On to bigger and better things

Tuesday, February 07, 2012

Birthday Time 2012

It is time once again for my birthday. I can't believe it is almost here. I will be 26 this year, and somehow I kind of don't feel like celebrating. I look at all the great things that friends have going on in their lives, and I'm kind of envious of the fact that some of them are married, have children, and have all these great things going on in their lives.I had thought when I was a teenager that some of those wonderful things would have happened by now, but it just looks to be not happening anytime soon for me, and for right now, that is okay. I feel like I'm at a stand-still in life, and really trying to figure out where I'm suppose to go from here. I  sometimes wonder how I have made it to this point in my life and how some things have not worked out the way that I thought they would.

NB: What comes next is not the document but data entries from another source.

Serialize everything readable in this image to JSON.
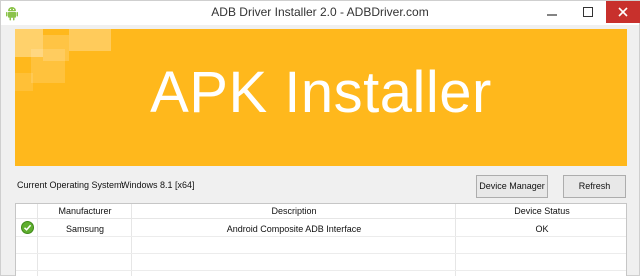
{
  "window": {
    "title": "ADB Driver Installer 2.0 - ADBDriver.com",
    "app_icon": "android-icon",
    "controls": [
      "minimize-icon",
      "maximize-icon",
      "close-icon"
    ]
  },
  "banner": {
    "title": "APK Installer",
    "background_color": "#ffb81c"
  },
  "system": {
    "label": "Current Operating System:",
    "value": "Windows 8.1  [x64]"
  },
  "buttons": {
    "device_manager": "Device Manager",
    "refresh": "Refresh"
  },
  "table": {
    "columns": [
      "Manufacturer",
      "Description",
      "Device Status"
    ],
    "rows": [
      {
        "status_icon": "check-circle-icon",
        "manufacturer": "Samsung",
        "description": "Android Composite ADB Interface",
        "device_status": "OK"
      }
    ]
  }
}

I have some many things on my mind, and somehow I can't seem to make them happen. I sometimes wonder when great things are going to happen, and I sometimes if they are just going to pass me by. I continue to look at things, and sometimes wonder if I'm going to be along for long time(with no dating prospects on the horizon), as I wonder how I can become a better person and wonder if there is a way that I can change things. Sometimes I wish that things would just change for the better, so that maybe the world doesn't look so gloomy and such a bad place. Why can't things work out the way that we would like, for just once? Does the world have a problem with us being happy? I know that people think I'm happy a lot of time, but there are things that are constantly on my mind, and I wonder how people are able to be truly happy all of the time. How do we change things if we aren't happy with them? How do we make sure that even those that we love or that are family just encourage us, and want us to be happy instead of always being down about things? 
How do we know that certain things are going to happen and that we can truly be happy by our own standards? Why do we feel that we have to live up to everybody's ideas and what they feel that we should be doing?
Hopefully this year will be better and things will go more smoothly, with some great adventures. I really do hope that as I continue to get older, I can look back on some bad years and know that something great came from them, and that maybe instead of remembering all the bad things, I can look back and remember some of the good things.